Di era big data dan revolusi 4.0 ini, tak ada lagi era kompetisi ideologis. Semua orang, semua kekuatan dan semua pihak perlu menyadari untuk selalu berada dalam ruang semangat berlomba berkolaborasi. Suasana kemanusiaan era sekarang tergambar dalam paragraph di atas. Suasana bahwa bersaing menghancurkanmu, sedangkan berkolaborasi menyelamatkanmu. Itulah semangat kemanusiaan hari ini. Semangat kaum muda yang hidup dalam era millennial yang ditandai dengan revolusi 4.0.
Semangat mengarungi dan menyelami big data, mengelolanya, menjadikannya sebagai bahan mengisi dunia secara bersama-sama. Namun seperti lumrahnya ilmu pengetahuan memiliki logikanya, yang menguasai kunci khazanah (gudang) ilmu pengetahuan, adalah yang akan memimpin kolaborasi dunia kemanusiaan menuju kebajikan. Di suatu pulau bernama Sentosa, wilayah Singapore, kami menghayati benar makna berkolaborasi itu. Kami hadir dengan semangat itu.
Kami berkumpul di Sentosa, sebuah kepulauan asri nan dingin, wilayah Singapore. Dalam sebuah acara Indonesia-Singapore Young Leader Scenario Planning Workshop. Sebuah acara yang digagas oleh S. Rajaratnam School for International Studies (RSiS)—hadir diwakili Ambassador Ong Keng Yong (Executive Deputy Chairman) dan Leonard C. Sebastian, Ph.D (Koordinator Indonesia Programme) dengan sponsor utama Temasek Foundation connects—hadir diwakili Lim Hock Chuan (Chief Executive) dan Corinna Chan (Senior Deputy Coordinator of Programme). Suasana belum saling kenal terjadi di antara kami, 20 peserta dari Indonesia dan 20 peserta dari Singapore. Terasa masih agak kaku dengan penjajagan saling mengenal di awal perjumpaan.

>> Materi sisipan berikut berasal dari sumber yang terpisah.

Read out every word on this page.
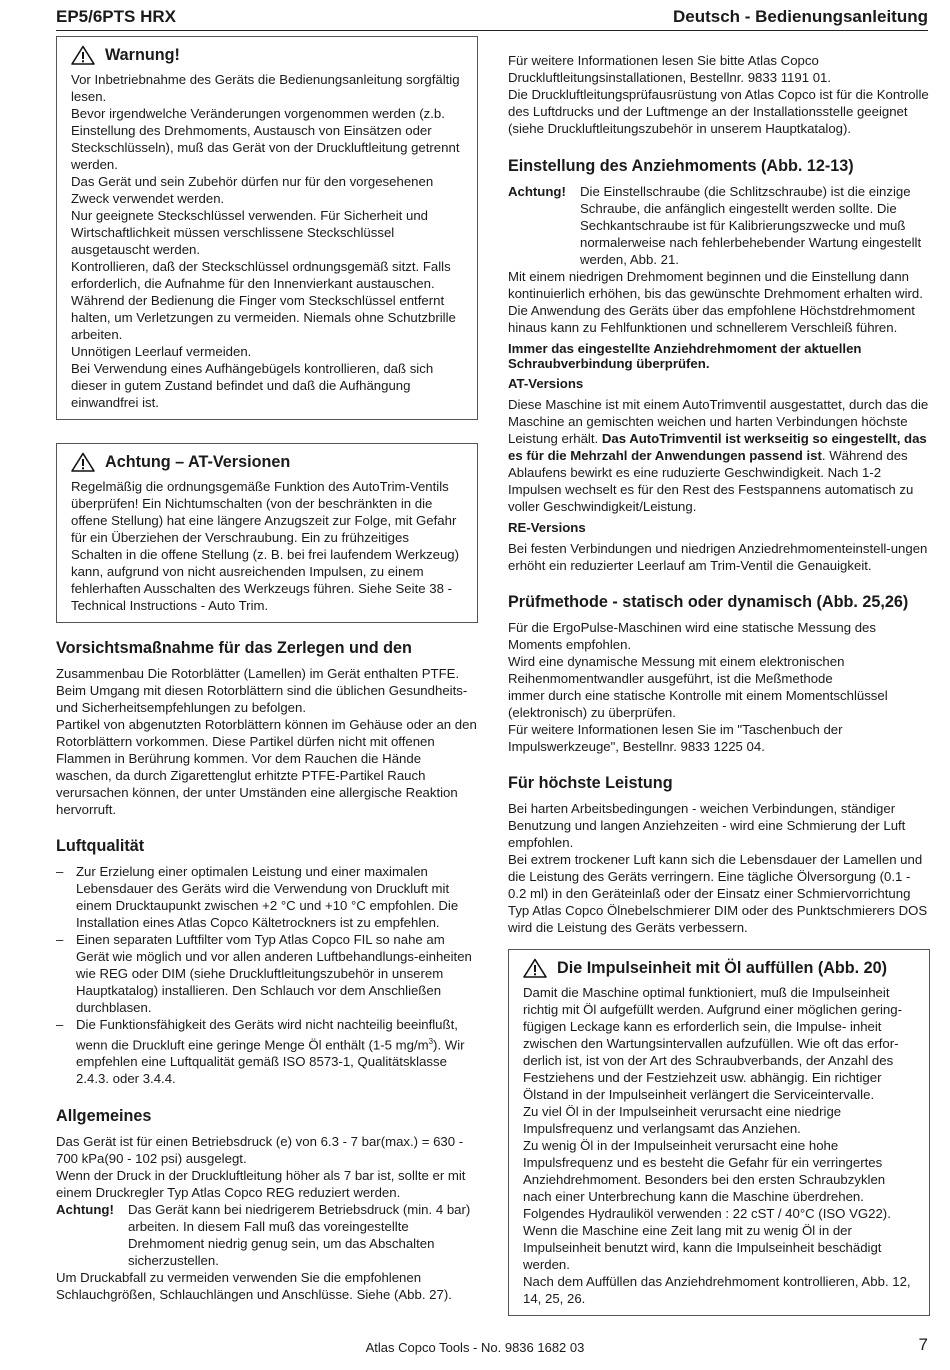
EP5/6PTS HRX	Deutsch - Bedienungsanleitung
Warnung!

Vor Inbetriebnahme des Geräts die Bedienungsanleitung sorgfältig lesen.

Bevor irgendwelche Veränderungen vorgenommen werden (z.b. Einstellung des Drehmoments, Austausch von Einsätzen oder Steckschlüsseln), muß das Gerät von der Druckluftleitung getrennt werden.

Das Gerät und sein Zubehör dürfen nur für den vorgesehenen Zweck verwendet werden.

Nur geeignete Steckschlüssel verwenden. Für Sicherheit und Wirtschaftlichkeit müssen verschlissene Steckschlüssel ausgetauscht werden.

Kontrollieren, daß der Steckschlüssel ordnungsgemäß sitzt. Falls erforderlich, die Aufnahme für den Innenvierkant austauschen.

Während der Bedienung die Finger vom Steckschlüssel entfernt halten, um Verletzungen zu vermeiden. Niemals ohne Schutzbrille arbeiten.

Unnötigen Leerlauf vermeiden.

Bei Verwendung eines Aufhängebügels kontrollieren, daß sich dieser in gutem Zustand befindet und daß die Aufhängung einwandfrei ist.

Achtung – AT-Versionen

Regelmäßig die ordnungsgemäße Funktion des AutoTrim-Ventils überprüfen! Ein Nichtumschalten (von der beschränkten in die offene Stellung) hat eine längere Anzugszeit zur Folge, mit Gefahr für ein Überziehen der Verschraubung. Ein zu frühzeitiges Schalten in die offene Stellung (z. B. bei frei laufendem Werkzeug) kann, aufgrund von nicht ausreichenden Impulsen, zu einem fehlerhaften Ausschalten des Werkzeugs führen. Siehe Seite 38 -Technical Instructions - Auto Trim.

Vorsichtsmaßnahme für das Zerlegen und den

Zusammenbau Die Rotorblätter (Lamellen) im Gerät enthalten PTFE. Beim Umgang mit diesen Rotorblättern sind die üblichen Gesundheits- und Sicherheitsempfehlungen zu befolgen.

Partikel von abgenutzten Rotorblättern können im Gehäuse oder an den Rotorblättern vorkommen. Diese Partikel dürfen nicht mit offenen Flammen in Berührung kommen. Vor dem Rauchen die Hände waschen, da durch Zigarettenglut erhitzte PTFE-Partikel Rauch verursachen können, der unter Umständen eine allergische Reaktion hervorruft.

Luftqualität
– Zur Erzielung einer optimalen Leistung und einer maximalen Lebensdauer des Geräts wird die Verwendung von Druckluft mit einem Drucktaupunkt zwischen +2 °C und +10 °C empfohlen. Die Installation eines Atlas Copco Kältetrockners ist zu empfehlen.
– Einen separaten Luftfilter vom Typ Atlas Copco FIL so nahe am Gerät wie möglich und vor allen anderen Luftbehandlungs-einheiten wie REG oder DIM (siehe Druckluftleitungszubehör in unserem Hauptkatalog) installieren. Den Schlauch vor dem Anschließen durchblasen.
– Die Funktionsfähigkeit des Geräts wird nicht nachteilig beeinflußt, wenn die Druckluft eine geringe Menge Öl enthält (1-5 $mg/m^3$). Wir empfehlen eine Luftqualität gemäß ISO 8573-1, Qualitätsklasse 2.4.3. oder 3.4.4.
Allgemeines

Das Gerät ist für einen Betriebsdruck (e) von 6.3 - 7 bar(max.) = 630 - 700 kPa(90 - 102 psi) ausgelegt.

Wenn der Druck in der Druckluftleitung höher als 7 bar ist, sollte er mit einem Druckregler Typ Atlas Copco REG reduziert werden.

Achtung!	Das Gerät kann bei niedrigerem Betriebsdruck (min. 4 bar) arbeiten. In diesem Fall muß das voreingestellte Drehmoment niedrig genug sein, um das Abschalten sicherzustellen.

Um Druckabfall zu vermeiden verwenden Sie die empfohlenen Schlauchgrößen, Schlauchlängen und Anschlüsse. Siehe (Abb. 27).

Für weitere Informationen lesen Sie bitte Atlas Copco Druckluftleitungsinstallationen, Bestellnr. 9833 1191 01.

Die Druckluftleitungsprüfausrüstung von Atlas Copco ist für die Kontrolle des Luftdrucks und der Luftmenge an der Installationsstelle geeignet (siehe Druckluftleitungszubehör in unserem Hauptkatalog).

Einstellung des Anziehmoments (Abb. 12-13)
Achtung!	Die Einstellschraube (die Schlitzschraube) ist die einzige Schraube, die anfänglich eingestellt werden sollte. Die Sechkantschraube ist für Kalibrierungszwecke und muß normalerweise nach fehlerbehebender Wartung eingestellt werden, Abb. 21.

Mit einem niedrigen Drehmoment beginnen und die Einstellung dann kontinuierlich erhöhen, bis das gewünschte Drehmoment erhalten wird.

Die Anwendung des Geräts über das empfohlene Höchstdrehmoment hinaus kann zu Fehlfunktionen und schnellerem Verschleiß führen.

Immer das eingestellte Anziehdrehmoment der aktuellen Schraubverbindung überprüfen.
AT-Versions

Diese Maschine ist mit einem AutoTrimventil ausgestattet, durch das die Maschine an gemischten weichen und harten Verbindungen höchste Leistung erhält. Das AutoTrimventil ist werkseitig so eingestellt, das es für die Mehrzahl der Anwendungen passend ist. Während des Ablaufens bewirkt es eine ruduzierte Geschwindigkeit. Nach 1-2 Impulsen wechselt es für den Rest des Festspannens automatisch zu voller Geschwindigkeit/Leistung.

RE-Versions

Bei festen Verbindungen und niedrigen Anziedrehmomenteinstell-ungen erhöht ein reduzierter Leerlauf am Trim-Ventil die Genauigkeit.

Prüfmethode - statisch oder dynamisch (Abb. 25,26)

Für die ErgoPulse-Maschinen wird eine statische Messung des Moments empfohlen.

Wird eine dynamische Messung mit einem elektronischen Reihenmomentwandler ausgeführt, ist die Meßmethode

immer durch eine statische Kontrolle mit einem Momentschlüssel (elektronisch) zu überprüfen.

Für weitere Informationen lesen Sie im "Taschenbuch der Impulswerkzeuge", Bestellnr. 9833 1225 04.

Für höchste Leistung

Bei harten Arbeitsbedingungen - weichen Verbindungen, ständiger Benutzung und langen Anziehzeiten - wird eine Schmierung der Luft empfohlen.

Bei extrem trockener Luft kann sich die Lebensdauer der Lamellen und die Leistung des Geräts verringern. Eine tägliche Ölversorgung (0.1 - 0.2 ml) in den Geräteinlaß oder der Einsatz einer Schmiervorrichtung Typ Atlas Copco Ölnebelschmierer DIM oder des Punktschmierers DOS wird die Leistung des Geräts verbessern.

Die Impulseinheit mit Öl auffüllen (Abb. 20)

Damit die Maschine optimal funktioniert, muß die Impulseinheit richtig mit Öl aufgefüllt werden. Aufgrund einer möglichen gering-fügigen Leckage kann es erforderlich sein, die Impulse- inheit zwischen den Wartungsintervallen aufzufüllen. Wie oft das erfor-derlich ist, ist von der Art des Schraubverbands, der Anzahl des Festziehens und der Festziehzeit usw. abhängig. Ein richtiger Ölstand in der Impulseinheit verlängert die Serviceintervalle.

Zu viel Öl in der Impulseinheit verursacht eine niedrige Impulsfrequenz und verlangsamt das Anziehen.

Zu wenig Öl in der Impulseinheit verursacht eine hohe Impulsfrequenz und es besteht die Gefahr für ein verringertes Anziehdrehmoment. Besonders bei den ersten Schraubzyklen nach einer Unterbrechung kann die Maschine überdrehen.

Folgendes Hydrauliköl verwenden : 22 cST / 40°C (ISO VG22).

Wenn die Maschine eine Zeit lang mit zu wenig Öl in der Impulseinheit benutzt wird, kann die Impulseinheit beschädigt werden.

Nach dem Auffüllen das Anziehdrehmoment kontrollieren, Abb. 12, 14, 25, 26.

Atlas Copco Tools - No. 9836 1682 03	7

Didudukkan dengan konsep meja bundar berisi masing-masing delapan kaum muda dari dua negara tetangga ini, kami berusaha saling mengenal pendahuluan. Bertanya tentang nama, berasal dari lembaga apa, mengakrabkan diri dengan penuh antusias dengan pernyataan sangat senang bisa bertemu, lalu dilanjutkan dengan saling bertanya aktifitas lembaga masing-masing. Dengan konsep ini, kami dibawa dalam setting penuh keakraban. Kami memang sudah siap datang dengan sikap dan komitmen mempertegas tentang masa depan kerjasama bilateral dan kawasan ASEAN yang lebih maju dan kolaboratif.
Malam Pertama Perjumpaan
Malam pertama program diisi welcome dinner. Difasilitasi oleh seorang fasilitator ternama, Cho-Oon Khong, PhD (Chief Political Analyst Shell International Ltd). Beliau adalah spesialis fasilitator untuk acara scenario planning. Welcome dinner yang dibuat sangat informal dan penuh keakraban ini seolah mengawal sikap dan komitmen kaum muda yang berjumpa ini. Bagaimana setting pengawalan sikap dan komitmen itu terjadi?
Secara resmi, setelah secara informal-individual di meja bundar masing-masing saling berkenalan, kami mengenalkan diri singkat, lalu ada hal penting yang dimintakan kepada kami oleh fasilitator, yaitu terkait dengan pengawalan sikap dan komitmen. Setiap kami di samping perkenalan juga diminta untuk menyampaikan surprised thing yang diharapkan atau tidak diharapkan muncul sekarang ini dalam konteks dua negara.
Ada beberapa catatan penting. Di antaranya: fenomena big data dan revolusi 4.0; fenomena medsos dan bisnis berbasis online; politik monolitik vs pluralis dalam konteks kepartaian; climate change; politik-ekonomi dan ketahanan pangan; bencana alam dan pentingnya kepedulian komunitas internasional; kepemimpinan politik; serta politik nasionalis-agama dan nasionalis-sekuler. Terhadap surprised thing itu, ada kesepakatan, bahwa kami harus menyusun scenario planning dengan prinsip komitmen kolaborasi, saling menghargai dan siap terus-menerus belajar. Apa dan bagaimana menghadapi tantangan yang diprediksi pada masa mendatang, misalnya pada 2045?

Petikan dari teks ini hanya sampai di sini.